Today

Thinking and talking to a couple of people in the program today brought up a lot in my mind today. One of them was the memory of the prayer of St. Francis. The words, may I seek to comfort rather than be comforted, came into my head again. I need to try to remember these words and practice this.

The reason I thought this was that I did just that and then didn’t do that, because I forgot. As I was told, I am only human. The Tenth Step is right there, when I became disturbed. Doing one thing and then doing just the opposite illustrates to me just how far I have to go. And, yes, I was wrong. No question in my mind. And the kindness I was seeking to pass along to another got lost in the shuffle.

Also I was asked to think about the word “contemplation” earlier. Later, after all the other stuff, I did take time to spend an hour or two listening to a speaker and then coming up with my own thoughts, as requested. Even though, like so many others, I am trying to seek a spiritual way of living, I can find myself complicating things. Keeping it simple, as I was told to do, doesn’t always come to mind.

But just the thought alone brings to mind why I am here.
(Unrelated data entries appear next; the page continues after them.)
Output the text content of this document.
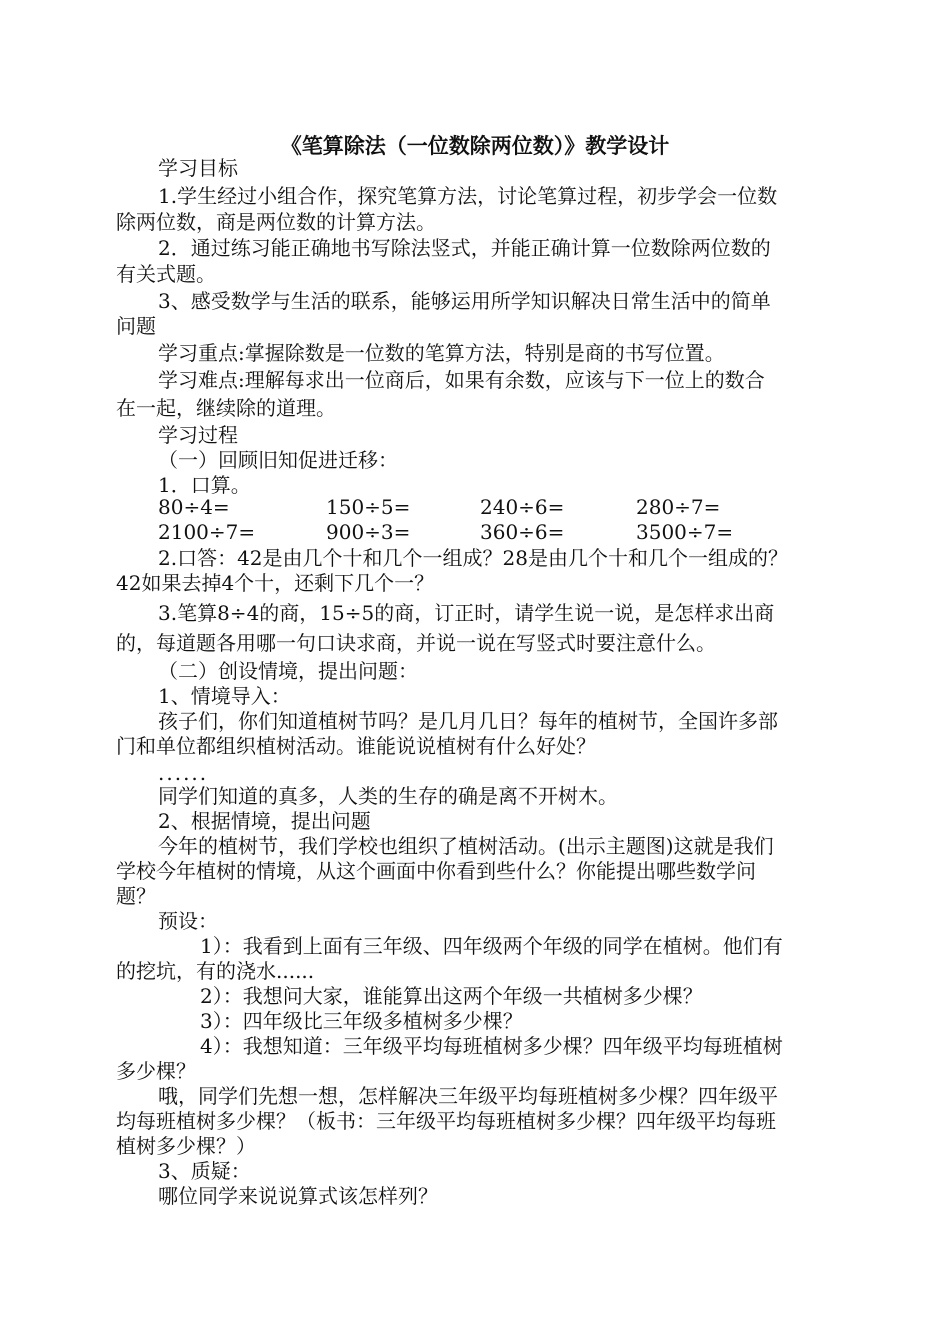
《笔算除法（一位数除两位数）》教学设计

学习目标

1.学生经过小组合作，探究笔算方法，讨论笔算过程，初步学会一位数

除两位数，商是两位数的计算方法。

2．通过练习能正确地书写除法竖式，并能正确计算一位数除两位数的

有关式题。

3、感受数学与生活的联系，能够运用所学知识解决日常生活中的简单

问题

学习重点:掌握除数是一位数的笔算方法，特别是商的书写位置。

学习难点:理解每求出一位商后，如果有余数，应该与下一位上的数合

在一起，继续除的道理。

学习过程

（一）回顾旧知促进迁移：

1．口算。

80÷4=	150÷5=	240÷6=	280÷7=
2100÷7=	900÷3=	360÷6=	3500÷7=

2.口答：42是由几个十和几个一组成？28是由几个十和几个一组成的？

42如果去掉4个十，还剩下几个一？

3.笔算8÷4的商，15÷5的商，订正时，请学生说一说，是怎样求出商

的，每道题各用哪一句口诀求商，并说一说在写竖式时要注意什么。

（二）创设情境，提出问题：

1、情境导入：

孩子们，你们知道植树节吗？是几月几日？每年的植树节，全国许多部

门和单位都组织植树活动。谁能说说植树有什么好处？

......

同学们知道的真多，人类的生存的确是离不开树木。

2、根据情境，提出问题

今年的植树节，我们学校也组织了植树活动。(出示主题图)这就是我们

学校今年植树的情境，从这个画面中你看到些什么？你能提出哪些数学问

题？

预设：

1）：我看到上面有三年级、四年级两个年级的同学在植树。他们有

的挖坑，有的浇水......

2）：我想问大家，谁能算出这两个年级一共植树多少棵？

3）：四年级比三年级多植树多少棵？

4）：我想知道：三年级平均每班植树多少棵？四年级平均每班植树

多少棵？

哦，同学们先想一想，怎样解决三年级平均每班植树多少棵？四年级平

均每班植树多少棵？（板书：三年级平均每班植树多少棵？四年级平均每班

植树多少棵？）

3、质疑：

哪位同学来说说算式该怎样列？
Finding the solution to my alcoholism, which is practicing this program and opening the door to a spiritual way of life, is what it’s all about. Being restored to sanity, as far as alcohol is concerned, and having a spiritual awakening has been something beyond my wildest dreams. Amazing.

Yet it’s not a one time thing. It has to be put into practice each and everyday. I must never forget that. And that’s why I attend meetings. At meetings, if I open my mind, my heart, and my ears in order to listen, I get the help I need to put all of this I have learned into practice. I am reminded that I cannot stay sober by myself. I need the help of others, as I found out when I came here. It was true back then and it’s still true today.
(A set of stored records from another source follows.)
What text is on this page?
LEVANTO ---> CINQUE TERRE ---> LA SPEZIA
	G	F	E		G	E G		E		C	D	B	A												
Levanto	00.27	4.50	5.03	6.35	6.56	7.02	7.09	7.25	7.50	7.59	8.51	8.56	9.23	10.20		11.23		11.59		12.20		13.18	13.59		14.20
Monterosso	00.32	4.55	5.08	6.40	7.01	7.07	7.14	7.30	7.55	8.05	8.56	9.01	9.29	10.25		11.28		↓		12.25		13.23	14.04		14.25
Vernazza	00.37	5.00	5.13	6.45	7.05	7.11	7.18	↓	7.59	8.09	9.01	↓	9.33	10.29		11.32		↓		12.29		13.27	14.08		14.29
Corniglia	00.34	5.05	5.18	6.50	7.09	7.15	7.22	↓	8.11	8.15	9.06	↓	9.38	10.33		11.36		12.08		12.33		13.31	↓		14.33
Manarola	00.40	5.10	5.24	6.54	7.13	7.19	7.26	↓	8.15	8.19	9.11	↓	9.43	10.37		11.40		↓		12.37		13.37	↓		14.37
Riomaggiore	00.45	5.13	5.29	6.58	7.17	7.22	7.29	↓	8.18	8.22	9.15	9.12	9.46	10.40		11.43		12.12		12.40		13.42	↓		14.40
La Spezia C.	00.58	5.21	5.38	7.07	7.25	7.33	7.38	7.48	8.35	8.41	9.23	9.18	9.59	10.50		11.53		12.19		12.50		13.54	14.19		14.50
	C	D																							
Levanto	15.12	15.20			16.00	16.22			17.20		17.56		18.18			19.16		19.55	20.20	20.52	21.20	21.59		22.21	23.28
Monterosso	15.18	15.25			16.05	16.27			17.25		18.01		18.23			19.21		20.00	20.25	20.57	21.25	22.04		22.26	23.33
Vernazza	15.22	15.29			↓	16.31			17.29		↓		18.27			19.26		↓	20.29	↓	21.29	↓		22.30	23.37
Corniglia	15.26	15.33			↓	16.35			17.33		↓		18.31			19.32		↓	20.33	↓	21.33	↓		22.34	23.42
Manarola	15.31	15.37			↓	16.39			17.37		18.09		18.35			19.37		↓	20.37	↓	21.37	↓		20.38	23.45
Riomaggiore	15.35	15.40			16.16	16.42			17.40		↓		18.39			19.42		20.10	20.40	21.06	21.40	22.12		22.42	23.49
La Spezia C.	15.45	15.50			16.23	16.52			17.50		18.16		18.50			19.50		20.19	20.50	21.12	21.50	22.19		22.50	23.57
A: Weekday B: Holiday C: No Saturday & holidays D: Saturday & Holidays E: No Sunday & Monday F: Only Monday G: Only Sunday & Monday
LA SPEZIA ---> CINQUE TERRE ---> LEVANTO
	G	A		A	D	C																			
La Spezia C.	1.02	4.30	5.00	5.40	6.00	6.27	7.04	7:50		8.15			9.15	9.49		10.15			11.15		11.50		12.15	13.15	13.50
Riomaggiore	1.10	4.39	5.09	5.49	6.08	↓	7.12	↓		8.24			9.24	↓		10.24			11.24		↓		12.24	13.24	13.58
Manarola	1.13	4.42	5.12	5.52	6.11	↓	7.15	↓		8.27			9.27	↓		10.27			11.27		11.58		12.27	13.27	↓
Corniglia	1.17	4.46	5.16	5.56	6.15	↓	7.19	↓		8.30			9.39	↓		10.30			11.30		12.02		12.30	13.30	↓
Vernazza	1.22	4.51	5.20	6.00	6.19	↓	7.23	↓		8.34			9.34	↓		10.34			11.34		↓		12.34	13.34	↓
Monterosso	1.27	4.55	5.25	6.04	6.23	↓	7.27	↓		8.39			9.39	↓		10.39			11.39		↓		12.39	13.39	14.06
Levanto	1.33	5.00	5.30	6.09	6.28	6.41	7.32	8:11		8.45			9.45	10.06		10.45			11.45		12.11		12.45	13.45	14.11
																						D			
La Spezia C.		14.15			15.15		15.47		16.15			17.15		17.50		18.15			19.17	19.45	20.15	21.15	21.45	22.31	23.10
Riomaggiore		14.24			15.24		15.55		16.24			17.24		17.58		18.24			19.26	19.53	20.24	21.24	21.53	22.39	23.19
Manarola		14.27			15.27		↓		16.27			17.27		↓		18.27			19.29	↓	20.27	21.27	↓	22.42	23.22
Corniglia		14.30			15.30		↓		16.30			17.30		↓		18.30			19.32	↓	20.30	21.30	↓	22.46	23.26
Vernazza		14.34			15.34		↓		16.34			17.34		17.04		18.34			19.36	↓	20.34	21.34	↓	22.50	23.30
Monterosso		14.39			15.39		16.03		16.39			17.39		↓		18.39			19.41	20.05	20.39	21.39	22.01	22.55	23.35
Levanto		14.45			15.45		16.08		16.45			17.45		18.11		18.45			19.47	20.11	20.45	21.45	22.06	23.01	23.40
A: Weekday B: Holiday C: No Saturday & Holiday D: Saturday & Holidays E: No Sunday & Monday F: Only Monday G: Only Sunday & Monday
To start my day off with prayer. Turning my will and my life over to the program and my Higher Power is what I need to do. To try to do what I have learned in here. To help others and to practice these principles in all of my affairs. Not an easy task for someone like me, who can complicate a one car funeral, as my sponsor often pointed out to me. But do-able, if, with the help of others like myself, I can pay attention to why I am here.

And that’s exactly why I have to take time out and sit and write down my thoughts so that I can focus on what I am doing. A way of mine to practice meditating. To be able to be aware of my need of my Higher Power. The help I need. A reminder of the Serenity Prayer. How powerless I am on my own.

Anyway, just taking time out to remind myself of why I am here. To stay sober. To be grateful for all I have found in here. Always opens my thoughts to my sponsor and those old timers, who blessed me with their presence and their help. And of course my thanks to my Higher Power for all the help I have been given. Like I said, just thinking.